On Sunday, Zurich-based weekly SonntagsBlick published the contents of a fax from Egyptian Foreign Minister Ahmed Aboul Gheit to the Egyptian Embassy in London regarding a purported CIA prison in Romania and suggesting there were other such prisons in Bulgaria, Kosovo, Macedonia, and Ukraine. The fax stated that 23 Iraqis and Afghans had been interrogated at a Romanian military base. Romanian Prime Minister Calin Popescu Tariceanu has denied the allegations, AKI said.
Swiss Defence Minister Samuel Schmid has instructed military officials to investigate SonntagsBlick editor Christoph Grenacher and thw reporters who wrote the story – Sandro Brotz and Beat Jost – for having disclosed classified military secrets. SonntagsBlick reported that the fax was sent by satellite from Cairo to London on November 15 and intercepted by the Swiss Strategic Intelligence Service (SRS).
The news report said the Egyptian foreign minister's fax was picked up by the Swiss secret service Onyx's satellite listening system in Zimmerwald on November 10. This was just three days after European human rights watchdog, Council of Europe, launched an investigation into a report by Washington Post that secret US detention facilities existed in eight countries worldwide, including several former Soviet bloc nations.

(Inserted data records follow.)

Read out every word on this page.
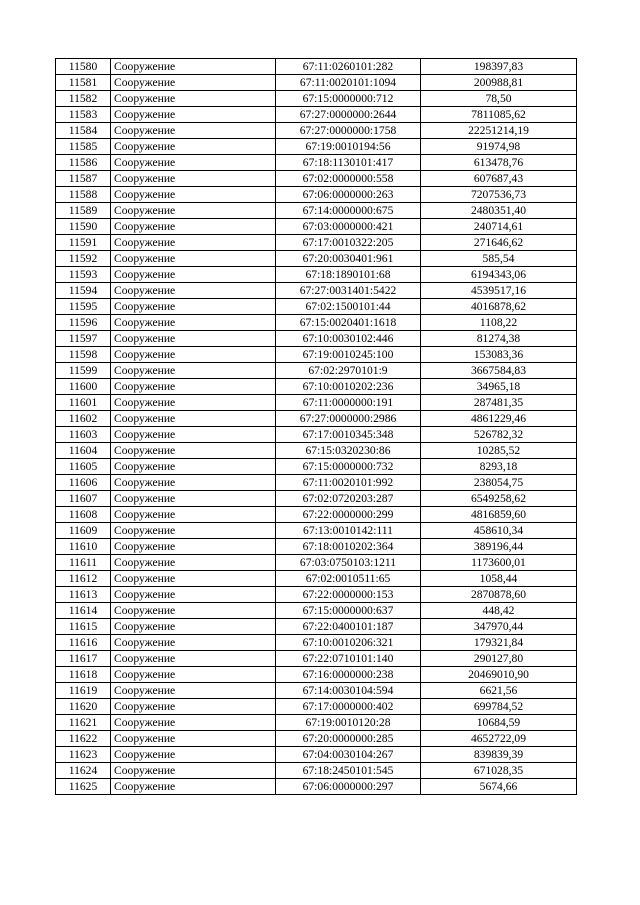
11580	Сооружение	67:11:0260101:282	198397,83
11581	Сооружение	67:11:0020101:1094	200988,81
11582	Сооружение	67:15:0000000:712	78,50
11583	Сооружение	67:27:0000000:2644	7811085,62
11584	Сооружение	67:27:0000000:1758	22251214,19
11585	Сооружение	67:19:0010194:56	91974,98
11586	Сооружение	67:18:1130101:417	613478,76
11587	Сооружение	67:02:0000000:558	607687,43
11588	Сооружение	67:06:0000000:263	7207536,73
11589	Сооружение	67:14:0000000:675	2480351,40
11590	Сооружение	67:03:0000000:421	240714,61
11591	Сооружение	67:17:0010322:205	271646,62
11592	Сооружение	67:20:0030401:961	585,54
11593	Сооружение	67:18:1890101:68	6194343,06
11594	Сооружение	67:27:0031401:5422	4539517,16
11595	Сооружение	67:02:1500101:44	4016878,62
11596	Сооружение	67:15:0020401:1618	1108,22
11597	Сооружение	67:10:0030102:446	81274,38
11598	Сооружение	67:19:0010245:100	153083,36
11599	Сооружение	67:02:2970101:9	3667584,83
11600	Сооружение	67:10:0010202:236	34965,18
11601	Сооружение	67:11:0000000:191	287481,35
11602	Сооружение	67:27:0000000:2986	4861229,46
11603	Сооружение	67:17:0010345:348	526782,32
11604	Сооружение	67:15:0320230:86	10285,52
11605	Сооружение	67:15:0000000:732	8293,18
11606	Сооружение	67:11:0020101:992	238054,75
11607	Сооружение	67:02:0720203:287	6549258,62
11608	Сооружение	67:22:0000000:299	4816859,60
11609	Сооружение	67:13:0010142:111	458610,34
11610	Сооружение	67:18:0010202:364	389196,44
11611	Сооружение	67:03:0750103:1211	1173600,01
11612	Сооружение	67:02:0010511:65	1058,44
11613	Сооружение	67:22:0000000:153	2870878,60
11614	Сооружение	67:15:0000000:637	448,42
11615	Сооружение	67:22:0400101:187	347970,44
11616	Сооружение	67:10:0010206:321	179321,84
11617	Сооружение	67:22:0710101:140	290127,80
11618	Сооружение	67:16:0000000:238	20469010,90
11619	Сооружение	67:14:0030104:594	6621,56
11620	Сооружение	67:17:0000000:402	699784,52
11621	Сооружение	67:19:0010120:28	10684,59
11622	Сооружение	67:20:0000000:285	4652722,09
11623	Сооружение	67:04:0030104:267	839839,39
11624	Сооружение	67:18:2450101:545	671028,35
11625	Сооружение	67:06:0000000:297	5674,66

In the fax, Aboul Gheit discusses the fate of 23 detainees from Iraq and Afghanistan whom the US held at the Mihail Kogalniceanu air base in Romania on the Black Sea coast. Gheit concluded: "Romanian authorities continue to deny the presence of secret prisons used by US intelligence to interrogate members of Al Qaeda."
Swiss defence ministry spokesman Jean-Blaise Defago said on Monday that Samuel Schmid had "ordered an investigation into how this secret document became public" and may take legal action against SonntagsBlick for publishing the document in violation of Swiss law, the Associated Press reported. Defago declined to comment on the contents of the document. The journalists face up to five years in prison if convicted under the Swiss military penal code, according to Alex Biscaro, a spokesman at the Swiss Embassy in Washington, DC.

A Guardian report said that Grenacher admitted to knowing that publication could result in punishment. However, he said: "As soon as we made sure the document was authentic, I made a final decision to go public, without ifs and buts. We are not only servants of the state. As journalists with SonntagsBlick, we see ourselves also as keepers of the state. As maintainers of and fighters for the constitutional state. We dislike being muzzled as much as we dislike secret prisons."
The Bucharest Daily News quoted Romanian defence ministry spokesman Cristinel Ghica, as denying the existence of CIA prisons in an interview with Realitatea TV. "So far no one has found any kind of evidence proving the existence of such prisons in Kogalniceanu or in any other military base. There is no such thing," Ghica said.
Leading rights group, Human Rights Watch, subsequently identified Romania and Poland as possible hosts for the alleged secret CIA jails. EU justice commissioner, Franco Frattini in December warned EU member states and candidate countries such as Romania and Bulgaria they could face sanctions if the allegations prove to be true.